Depois de ter visto muitas cavernas com templos no estado de
Maharashtra, era hora de partirmos para uma boa dose de selva. E como o casal
aqui é bastante ousado nos seus sonhos, após de uma longa pesquisa colocamos na
cabeça que iríamos nos despencar para o centrão da Índia, no estado de Madhya
Pradesh & Chhattisgarh para, com muita sorte, ver uma das maiores belezas das natureza: o tigre.
Hoje, felizmente a Índia conta com 39 reservas de tigre espalhadas
por todo o país que fazem um trabalho árduo e louvável de tentar recuperar a
população deste animal que beira a extinção.

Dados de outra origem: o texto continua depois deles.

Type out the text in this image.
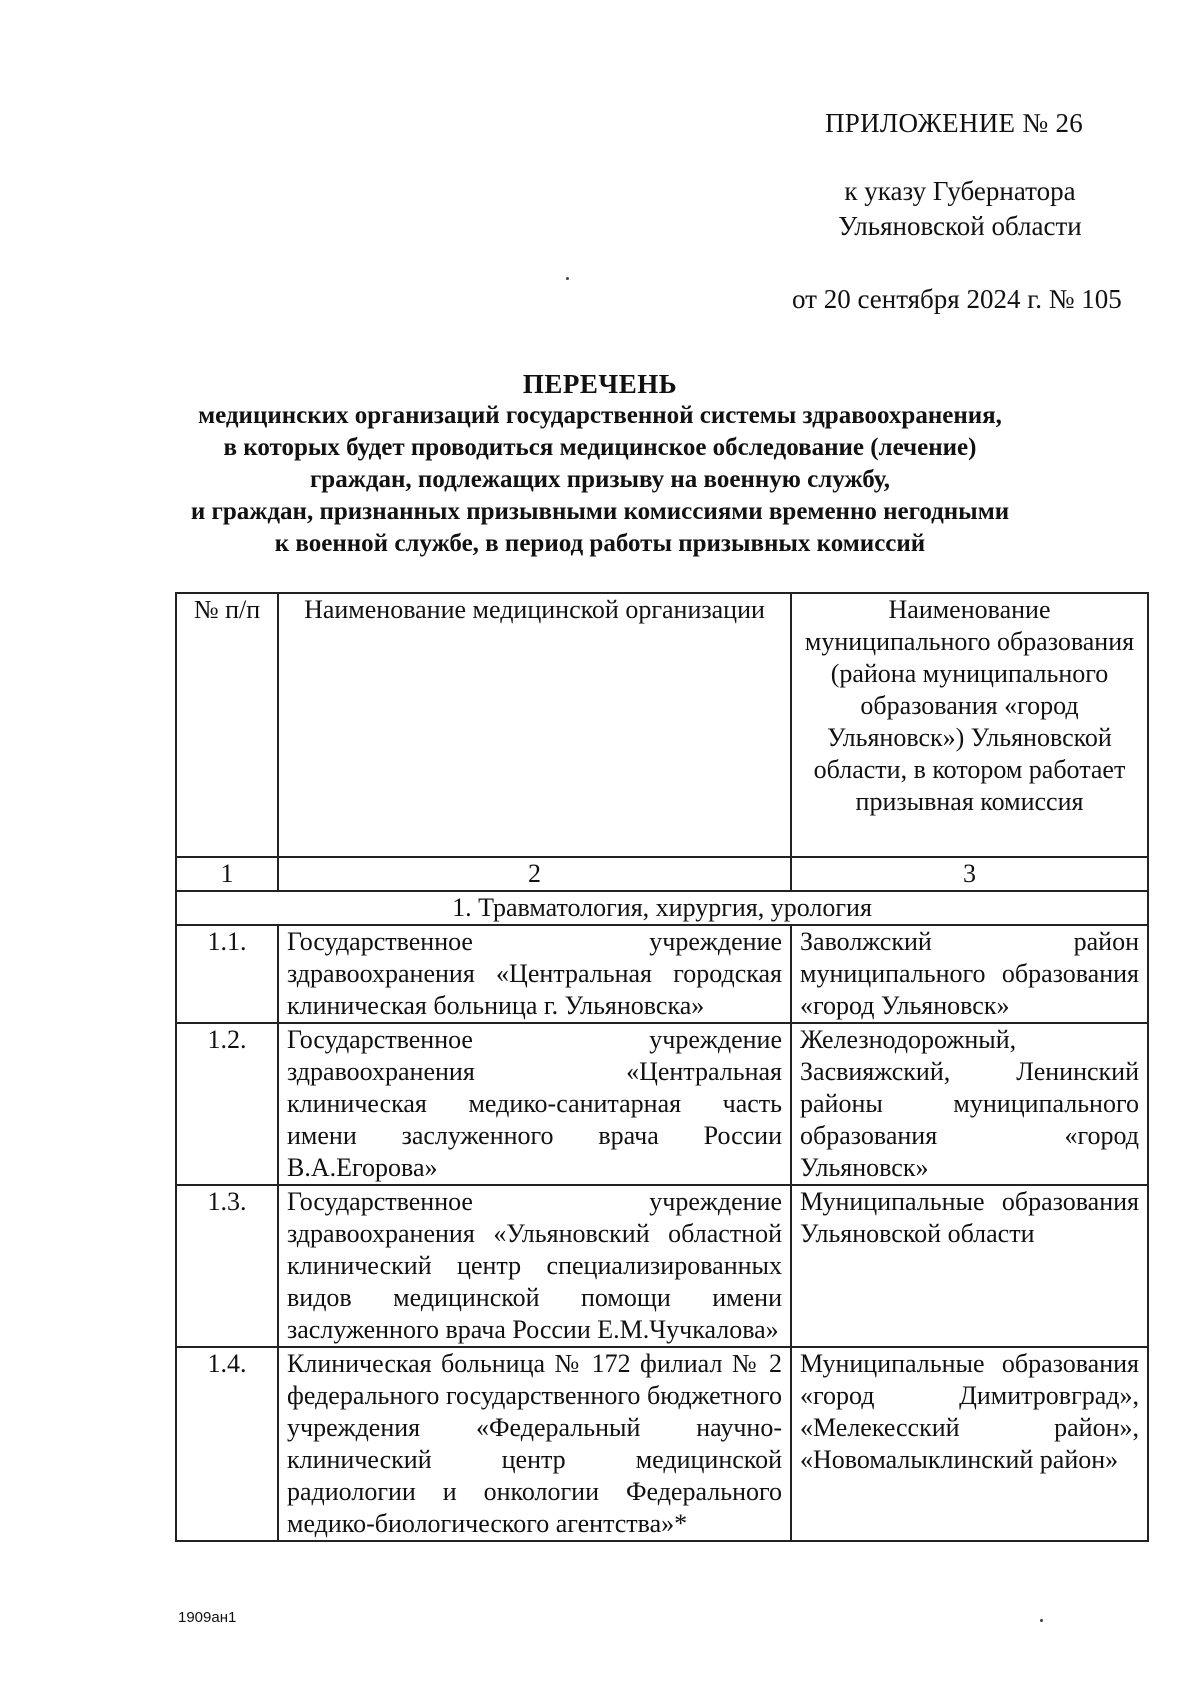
ПРИЛОЖЕНИЕ № 26
к указу Губернатора
Ульяновской области
от 20 сентября 2024 г. № 105
ПЕРЕЧЕНЬ
медицинских организаций государственной системы здравоохранения,
в которых будет проводиться медицинское обследование (лечение)
граждан, подлежащих призыву на военную службу,
и граждан, признанных призывными комиссиями временно негодными
к военной службе, в период работы призывных комиссий
№ п/п	Наименование медицинской организации	Наименование муниципального образования (района муниципального образования «город Ульяновск») Ульяновской области, в котором работает призывная комиссия
1	2	3
1. Травматология, хирургия, урология		
1.1.	Государственное учреждение здравоохранения «Центральная городская клиническая больница г. Ульяновска»	Заволжский район муниципального образования «город Ульяновск»
1.2.	Государственное учреждение здравоохранения «Центральная клиническая медико-санитарная часть имени заслуженного врача России В.А.Егорова»	Железнодорожный, Засвияжский, Ленинский районы муниципального образования «город Ульяновск»
1.3.	Государственное учреждение здравоохранения «Ульяновский областной клинический центр специализированных видов медицинской помощи имени заслуженного врача России Е.М.Чучкалова»	Муниципальные образования Ульяновской области
1.4.	Клиническая больница № 172 филиал № 2 федерального государственного бюджетного учреждения «Федеральный научно-клинический центр медицинской радиологии и онкологии Федерального медико-биологического агентства»*	Муниципальные образования «город Димитровград», «Мелекесский район», «Новомалыклинский район»
1909ан1
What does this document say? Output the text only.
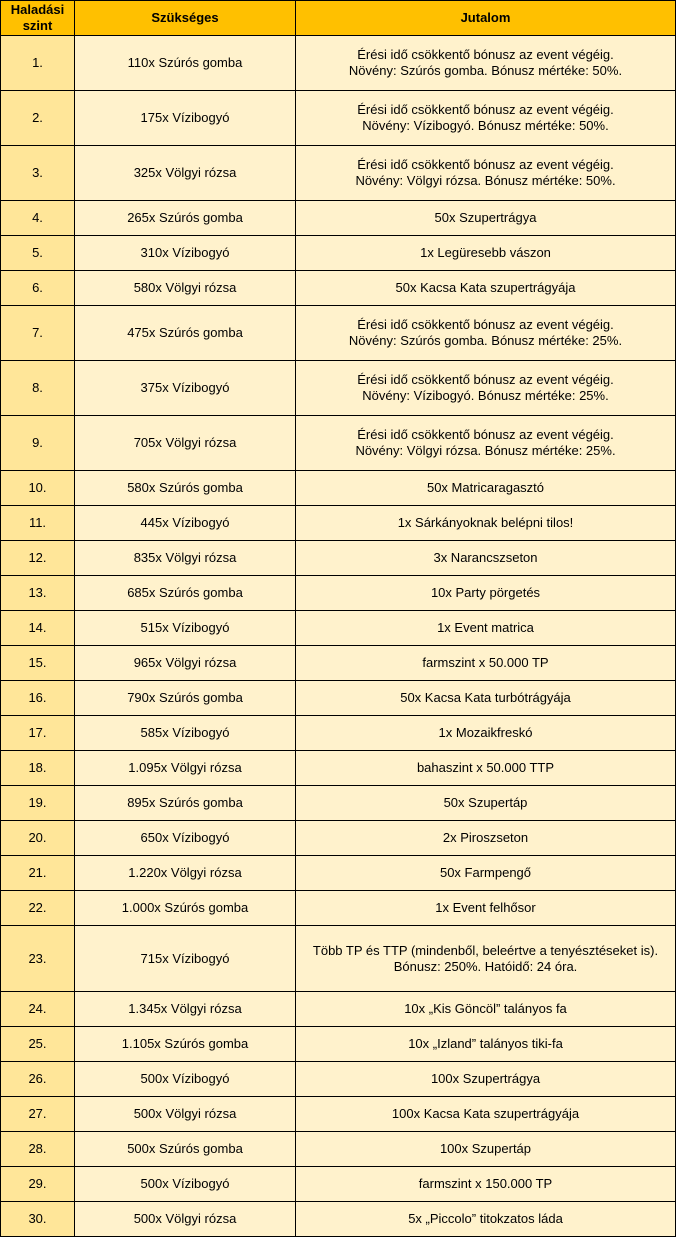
Haladási szint	Szükséges	Jutalom
1.	110x Szúrós gomba	Érési idő csökkentő bónusz az event végéig.
Növény: Szúrós gomba. Bónusz mértéke: 50%.

2.	175x Vízibogyó	Érési idő csökkentő bónusz az event végéig.
Növény: Vízibogyó. Bónusz mértéke: 50%.

3.	325x Völgyi rózsa	Érési idő csökkentő bónusz az event végéig.
Növény: Völgyi rózsa. Bónusz mértéke: 50%.

4.	265x Szúrós gomba	50x Szupertrágya

5.	310x Vízibogyó	1x Legüresebb vászon

6.	580x Völgyi rózsa	50x Kacsa Kata szupertrágyája

7.	475x Szúrós gomba	Érési idő csökkentő bónusz az event végéig.
Növény: Szúrós gomba. Bónusz mértéke: 25%.

8.	375x Vízibogyó	Érési idő csökkentő bónusz az event végéig.
Növény: Vízibogyó. Bónusz mértéke: 25%.

9.	705x Völgyi rózsa	Érési idő csökkentő bónusz az event végéig.
Növény: Völgyi rózsa. Bónusz mértéke: 25%.

10.	580x Szúrós gomba	50x Matricaragasztó

11.	445x Vízibogyó	1x Sárkányoknak belépni tilos!

12.	835x Völgyi rózsa	3x Narancszseton

13.	685x Szúrós gomba	10x Party pörgetés

14.	515x Vízibogyó	1x Event matrica

15.	965x Völgyi rózsa	farmszint x 50.000 TP

16.	790x Szúrós gomba	50x Kacsa Kata turbótrágyája

17.	585x Vízibogyó	1x Mozaikfreskó

18.	1.095x Völgyi rózsa	bahaszint x 50.000 TTP

19.	895x Szúrós gomba	50x Szupertáp

20.	650x Vízibogyó	2x Piroszseton

21.	1.220x Völgyi rózsa	50x Farmpengő

22.	1.000x Szúrós gomba	1x Event felhősor

23.	715x Vízibogyó	Több TP és TTP (mindenből, beleértve a tenyésztéseket is).
Bónusz: 250%. Hatóidő: 24 óra.

24.	1.345x Völgyi rózsa	10x „Kis Göncöl” talányos fa

25.	1.105x Szúrós gomba	10x „Izland” talányos tiki-fa

26.	500x Vízibogyó	100x Szupertrágya

27.	500x Völgyi rózsa	100x Kacsa Kata szupertrágyája

28.	500x Szúrós gomba	100x Szupertáp

29.	500x Vízibogyó	farmszint x 150.000 TP

30.	500x Völgyi rózsa	5x „Piccolo” titokzatos láda
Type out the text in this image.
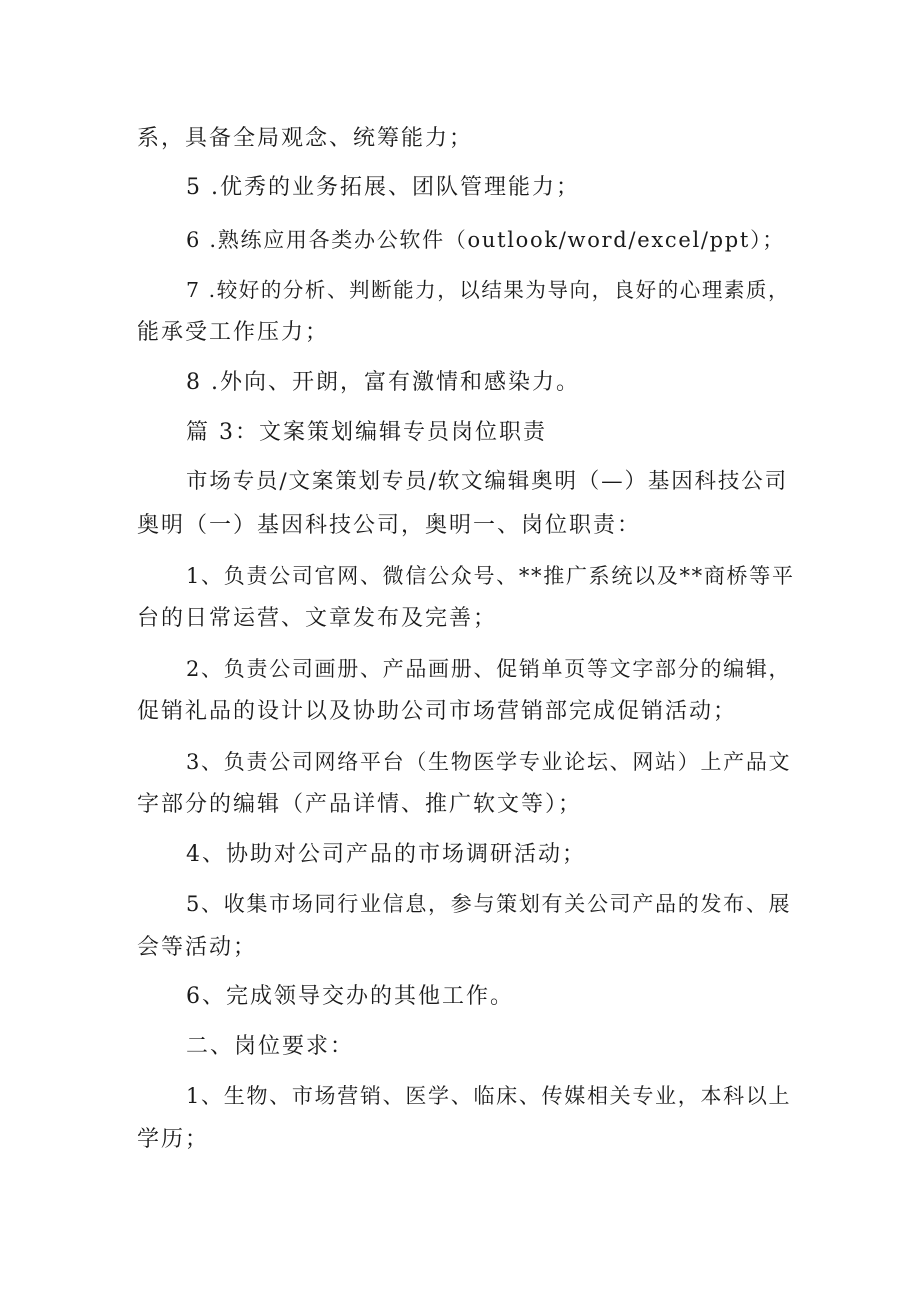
系，具备全局观念、统筹能力；
5 .优秀的业务拓展、团队管理能力；
6 .熟练应用各类办公软件（outlook/word/excel/ppt）；
7 .较好的分析、判断能力，以结果为导向，良好的心理素质，
能承受工作压力；
8 .外向、开朗，富有激情和感染力。
篇 3：文案策划编辑专员岗位职责
市场专员/文案策划专员/软文编辑奥明（—）基因科技公司
奥明（一）基因科技公司，奥明一、岗位职责：
1、负责公司官网、微信公众号、**推广系统以及**商桥等平
台的日常运营、文章发布及完善；
2、负责公司画册、产品画册、促销单页等文字部分的编辑，
促销礼品的设计以及协助公司市场营销部完成促销活动；
3、负责公司网络平台（生物医学专业论坛、网站）上产品文
字部分的编辑（产品详情、推广软文等）；
4、协助对公司产品的市场调研活动；
5、收集市场同行业信息，参与策划有关公司产品的发布、展
会等活动；
6、完成领导交办的其他工作。
二、岗位要求：
1、生物、市场营销、医学、临床、传媒相关专业，本科以上
学历；
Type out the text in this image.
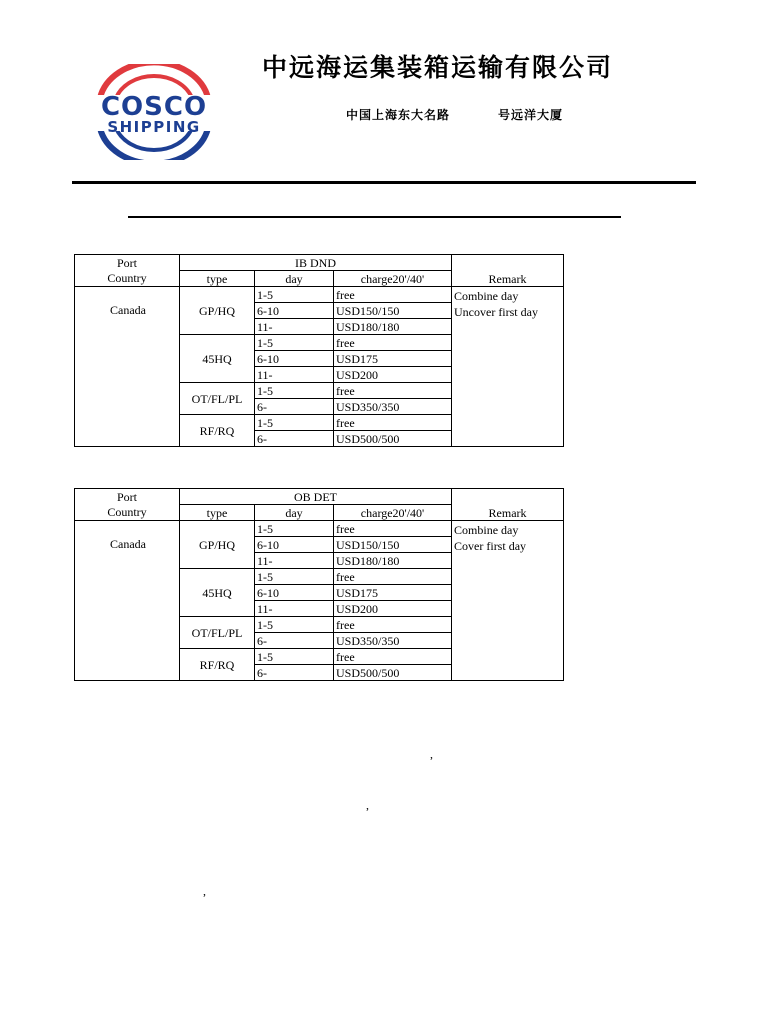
COSCO
SHIPPING
中远海运集装箱运输有限公司
中国上海东大名路	号远洋大厦
Port
Country	IB DND			Remark
	type	day	charge20'/40'	
Canada	GP/HQ	1-5	free	Combine day
Uncover first day

		6-10	USD150/150	
		11-	USD180/180	
	45HQ	1-5	free	
		6-10	USD175	
		11-	USD200	
	OT/FL/PL	1-5	free	
		6-	USD350/350	
	RF/RQ	1-5	free	
		6-	USD500/500	
Port
Country	OB DET			Remark
	type	day	charge20'/40'	
Canada	GP/HQ	1-5	free	Combine day
Cover first day

		6-10	USD150/150	
		11-	USD180/180	
	45HQ	1-5	free	
		6-10	USD175	
		11-	USD200	
	OT/FL/PL	1-5	free	
		6-	USD350/350	
	RF/RQ	1-5	free	
		6-	USD500/500	
,
,
,
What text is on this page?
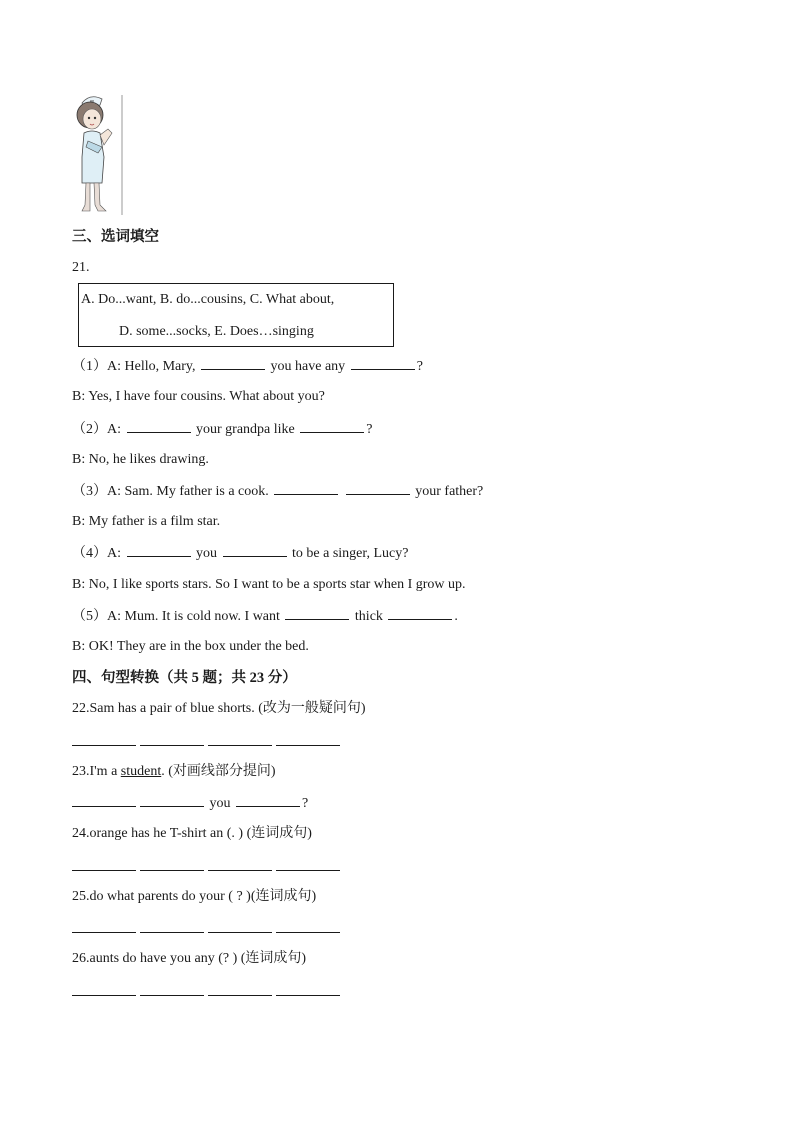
三、选词填空
21.
A. Do...want, B. do...cousins, C. What about,
D. some...socks, E. Does…singing
（1）A: Hello, Mary,	you have any	?
B: Yes, I have four cousins. What about you?
（2）A:	your grandpa like	?
B: No, he likes drawing.
（3）A: Sam. My father is a cook.	your father?
B: My father is a film star.
（4）A:	you	to be a singer, Lucy?
B: No, I like sports stars. So I want to be a sports star when I grow up.
（5）A: Mum. It is cold now. I want	thick	.
B: OK! They are in the box under the bed.
四、句型转换（共 5 题；共 23 分）
22.Sam has a pair of blue shorts. (改为一般疑问句)
23.I'm a student. (对画线部分提问)
you	?
24.orange has he T-shirt an (. ) (连词成句)
25.do what parents do your ( ? )(连词成句)
26.aunts do have you any (? ) (连词成句)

Ainda assim, no último censo o Project Tiger localizou 1.500 indivíduos
espalhados nos 32 mil km quadrados reservados aos santuários e, mesmo assim,
insuficientes para proteger os felinos da caça ilegal e venda no mercado negro.
O Parque Nacional de Bandhavgargh
possui a maior densidade populacional de tigres em toda a Índia, contando hoje
com 65 indivíduos (incluindo filhotes) distribuídos em seu território. É ali
que teríamos, estatisticamente, maiores chances de avistar este maravilhoso
animal e, justamente por isso, fomos pulando de trem em trem para atravessar o
interior do país numa jornada que no total durou 23 horas.
Estávamos completamente exaustos e
depois de um trecho final de taxi onde quase tivemos um acidente (com
caminhões, carros, vacas e pessoas) pelo menos umas dez vezes. Depois de passar por essa experiência, avisei o Ivan
que aquela seria a nossa última viagem pelas estradas da Índia – pelo menos a
noite.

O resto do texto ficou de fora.